首先，在Mapper类的run方法中，map函数被循环调用：

public class Mapper<KEYIN, VALUEIN, KEYOUT, VALUEOUT> {

     ...................................
    /**
   * Expert users can override this method for more complete control over the
   * execution of the Mapper.
   * @param context
   * @throws IOException
   */
  public void run(Context context) throws IOException, InterruptedException {
    setup(context);
    while (context.nextKeyValue()) {
      map(context.getCurrentKey(), context.getCurrentValue(), context);
    }
    cleanup(context);
  }

在run方法中，每调用一次context.nextKeyValue()，就执行一遍map方法，而此处的context实际上是实现了Context接口的MapContextImpl（这一点可以在MultithreadedMapper的run方法看出来），其nextKeyValue，getCurrentKey,getCurrentValue方法为:

  @Override
  public boolean nextKeyValue() throws IOException, InterruptedException {
    return reader.nextKeyValue();
  }
  @Override
  public KEYIN getCurrentKey() throws IOException, InterruptedException {
    return reader.getCurrentKey();
  }

  @Override
  public VALUEIN getCurrentValue() throws IOException, InterruptedException {
    return reader.getCurrentValue();
  }

上述代码中的实际上是由reader来完成nextKeyValue的工作，reader是RecordReader实例，RecordReader就是用来读取各个task的splits，产生map函数的输入参数。实现RecordReader接口的类由很多，那此处的reader到底是那个类的实例呢？我们到创建context的地方去看一看。

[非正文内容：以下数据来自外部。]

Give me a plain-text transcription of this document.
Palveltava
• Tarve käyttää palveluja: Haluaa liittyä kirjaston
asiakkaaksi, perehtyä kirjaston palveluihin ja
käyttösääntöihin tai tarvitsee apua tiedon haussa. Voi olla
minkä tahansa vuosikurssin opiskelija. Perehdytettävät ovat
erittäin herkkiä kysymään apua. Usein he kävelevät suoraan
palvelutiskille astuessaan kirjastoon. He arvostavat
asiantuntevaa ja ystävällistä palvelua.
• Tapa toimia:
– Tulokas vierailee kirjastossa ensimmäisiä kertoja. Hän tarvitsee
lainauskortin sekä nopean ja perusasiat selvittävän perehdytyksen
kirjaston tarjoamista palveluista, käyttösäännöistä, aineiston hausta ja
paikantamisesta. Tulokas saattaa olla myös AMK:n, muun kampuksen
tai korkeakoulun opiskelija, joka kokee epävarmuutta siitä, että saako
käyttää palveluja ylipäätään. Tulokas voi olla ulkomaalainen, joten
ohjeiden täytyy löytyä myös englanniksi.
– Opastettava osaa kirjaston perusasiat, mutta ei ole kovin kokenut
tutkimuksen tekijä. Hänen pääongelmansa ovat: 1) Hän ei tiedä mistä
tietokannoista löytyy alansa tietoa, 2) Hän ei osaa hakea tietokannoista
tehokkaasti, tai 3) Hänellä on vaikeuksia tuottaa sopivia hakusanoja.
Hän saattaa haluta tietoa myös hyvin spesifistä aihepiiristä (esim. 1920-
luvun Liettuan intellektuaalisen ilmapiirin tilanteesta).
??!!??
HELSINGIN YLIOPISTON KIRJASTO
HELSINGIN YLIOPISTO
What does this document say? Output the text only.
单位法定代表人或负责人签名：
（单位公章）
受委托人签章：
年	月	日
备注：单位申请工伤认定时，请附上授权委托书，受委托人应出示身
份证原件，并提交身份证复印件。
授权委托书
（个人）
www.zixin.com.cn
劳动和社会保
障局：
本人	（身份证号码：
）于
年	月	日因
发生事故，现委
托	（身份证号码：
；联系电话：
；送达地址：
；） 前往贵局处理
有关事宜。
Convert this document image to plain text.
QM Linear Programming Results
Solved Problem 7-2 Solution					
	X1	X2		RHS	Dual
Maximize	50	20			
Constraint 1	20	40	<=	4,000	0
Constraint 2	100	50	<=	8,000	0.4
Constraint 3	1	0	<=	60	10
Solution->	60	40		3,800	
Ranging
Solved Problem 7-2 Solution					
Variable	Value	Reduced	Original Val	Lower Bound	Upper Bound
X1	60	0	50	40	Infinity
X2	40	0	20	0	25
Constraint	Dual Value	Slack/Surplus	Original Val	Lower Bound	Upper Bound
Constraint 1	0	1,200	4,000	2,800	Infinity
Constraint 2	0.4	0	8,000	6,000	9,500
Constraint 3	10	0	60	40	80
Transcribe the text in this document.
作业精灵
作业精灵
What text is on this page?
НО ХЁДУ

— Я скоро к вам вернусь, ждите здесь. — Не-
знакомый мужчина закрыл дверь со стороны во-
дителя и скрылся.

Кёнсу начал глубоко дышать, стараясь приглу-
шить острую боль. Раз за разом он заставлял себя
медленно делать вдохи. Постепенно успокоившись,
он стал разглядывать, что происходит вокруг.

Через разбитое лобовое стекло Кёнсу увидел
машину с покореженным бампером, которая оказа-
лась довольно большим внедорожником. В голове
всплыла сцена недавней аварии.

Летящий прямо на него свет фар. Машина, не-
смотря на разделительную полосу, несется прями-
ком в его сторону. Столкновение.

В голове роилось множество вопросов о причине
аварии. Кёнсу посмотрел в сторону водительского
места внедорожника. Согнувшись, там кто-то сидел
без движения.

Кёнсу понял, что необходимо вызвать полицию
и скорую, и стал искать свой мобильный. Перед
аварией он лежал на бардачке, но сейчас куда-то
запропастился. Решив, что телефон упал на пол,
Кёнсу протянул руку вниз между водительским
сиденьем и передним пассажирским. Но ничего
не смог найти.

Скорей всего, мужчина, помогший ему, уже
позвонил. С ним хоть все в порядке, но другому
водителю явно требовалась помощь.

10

    org.apache.hadoop.mapreduce.RecordReader<INKEY,INVALUE> input =
      new NewTrackingRecordReader<INKEY,INVALUE>
          (inputFormat.createRecordReader(split, taskContext), reporter);
    
    job.setBoolean(JobContext.SKIP_RECORDS, isSkipping());
    org.apache.hadoop.mapreduce.RecordWriter output = null;
    ..............

    org.apache.hadoop.mapreduce.MapContext<INKEY, INVALUE, OUTKEY, OUTVALUE> 
    mapContext = 
      new MapContextImpl<INKEY, INVALUE, OUTKEY, OUTVALUE>(job, getTaskID(), 
          input, output, 
          committer, 
          reporter, split);

上面代码中的input是一个NewTrackingRecordReader实例，而NewTrackingRecordReader则是对inputFormat.createRecordReader(split, taskContext), reporter)返回的RecordReader对象的封装，inputFormat是InputFormat类的实例，InputFormat类定义了如何分割可读取文件，

public abstract class InputFormat<K, V> {

 
  public abstract 
    List<InputSplit> getSplits(JobContext context
                               ) throws IOException, InterruptedException;
  

  public abstract 
    RecordReader<K,V> createRecordReader(InputSplit split,
                                         TaskAttemptContext context
                                        ) throws IOException, 
                                                 InterruptedException;

}

读取文件主要是通过其创建的RecordReader来完成的。Hadoop自带了好几种输入格式，关于输入格式的具体描述可以参考此处Yahoo Hadoop 教程。JobContextImpl中包括了InputFormat的get和set方法，默认的实现是TextInputFormat ---读取文件的行，行的偏移量为key，行的内容为value。我们可以通过重写InputFormat中的isSplitable和createRecordReader来实现自定义的InputFormat，并通过JobContextImpl中的set方法来在map中采用自己的输入格式。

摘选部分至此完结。